Denver’s Kirkland Museum of Fine & Decorative Art is moving from its home in Capitol Hill to a new facility to be built in the city’s burgeoning Golden Triangle Museum District.

The Kirkland is currently located in an easy-to-miss spot at 13th and Pearl. Its new home of 19,000 square feet will be at the northwest corner of W. 12th Avenue and Bannock and will double the museum’s current space and give the museum a higher-profile setting among its cultural peers. Here’s a Google Earth aerial with the Kirkland’s new location outlined in yellow:

The museum’s new location is across Bannock Street from the Clyfford Still Museum and the Denver Art Museum’s new administrative office building. An ugly surface parking lot and an old structure currently occupy the property. The new museum building will anchor the corner at 12th and Bannock, with a small portion of the site reserved for some off-street parking. Here’s a Google Earth Street View image showing the corner:

The new Kirkland Museum will be designed by Seattle-based Olson Kundig Architects. While the new building itself hasn’t yet been designed, Olson Kundig has prepared the rendering below as a conceptual design for the new structure:

An interesting aspect of the Kirkland Museum project will be the relocation of Vance Kirkland’s original 1911 studio building from its current site at 1311 Pearl Street to the new site on Bannock.
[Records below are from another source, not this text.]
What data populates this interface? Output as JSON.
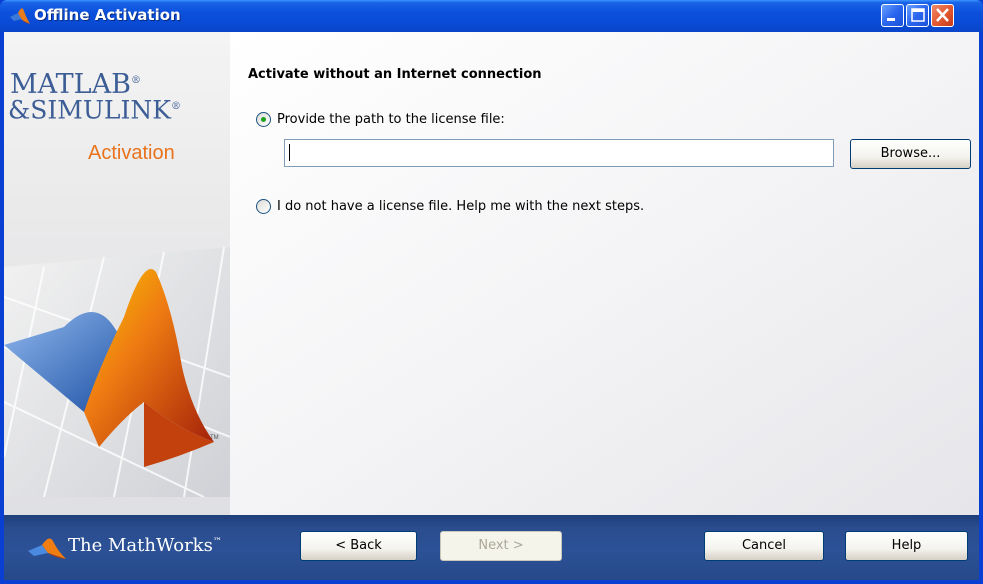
{
  "window": {
    "title": "Offline Activation",
    "buttons": [
      "minimize",
      "maximize",
      "close"
    ]
  },
  "branding": {
    "line1": "MATLAB",
    "line2": "&SIMULINK",
    "registered_mark": "®",
    "subtitle": "Activation",
    "trademark": "TM",
    "accent_color": "#e8731c"
  },
  "main": {
    "heading": "Activate without an Internet connection",
    "option_license_path": {
      "label": "Provide the path to the license file:",
      "selected": true
    },
    "license_path_value": "",
    "browse_label": "Browse...",
    "option_no_license": {
      "label": "I do not have a license file.  Help me with the next steps.",
      "selected": false
    }
  },
  "footer": {
    "company": "The MathWorks",
    "company_tm": "™",
    "back_label": "< Back",
    "next_label": "Next >",
    "cancel_label": "Cancel",
    "help_label": "Help",
    "background_color": "#2c5196"
  }
}
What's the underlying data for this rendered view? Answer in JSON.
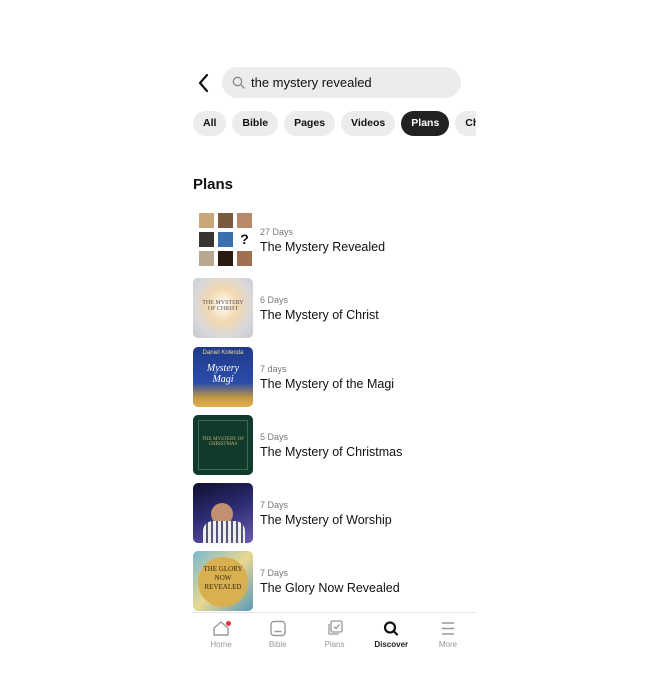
{
  "search": {
    "value": "the mystery revealed",
    "icon": "search-icon"
  },
  "filters": [
    {
      "label": "All",
      "active": false
    },
    {
      "label": "Bible",
      "active": false
    },
    {
      "label": "Pages",
      "active": false
    },
    {
      "label": "Videos",
      "active": false
    },
    {
      "label": "Plans",
      "active": true
    },
    {
      "label": "Churches",
      "active": false
    }
  ],
  "section_title": "Plans",
  "plans": [
    {
      "days": "27 Days",
      "title": "The Mystery Revealed"
    },
    {
      "days": "6 Days",
      "title": "The Mystery of Christ",
      "cover_text": "THE MYSTERY OF CHRIST"
    },
    {
      "days": "7 days",
      "title": "The Mystery of the Magi",
      "cover_text": "Daniel Kolenda",
      "cover_title": "Mystery Magi"
    },
    {
      "days": "5 Days",
      "title": "The Mystery of Christmas",
      "cover_text": "THE MYSTERY OF CHRISTMAS"
    },
    {
      "days": "7 Days",
      "title": "The Mystery of Worship"
    },
    {
      "days": "7 Days",
      "title": "The Glory Now Revealed",
      "cover_text": "THE GLORY NOW REVEALED"
    }
  ],
  "nav": [
    {
      "label": "Home",
      "icon": "home-icon",
      "badge": true
    },
    {
      "label": "Bible",
      "icon": "bible-icon"
    },
    {
      "label": "Plans",
      "icon": "plans-icon"
    },
    {
      "label": "Discover",
      "icon": "search-icon",
      "active": true
    },
    {
      "label": "More",
      "icon": "menu-icon"
    }
  ],
  "colors": {
    "active_chip": "#222222",
    "badge": "#e8323c"
  }
}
The relocated 3,011-square foot Arts & Crafts-style studio will be incorporated onto the northern end of the new Olson Kundig building, providing an intriguing architectural contrast between the two while preserving the artist’s original space as part of the museum’s new home.

Construction on the new Kirkland Museum is anticipated to begin in 2015 with completion in late 2016 or early 2017.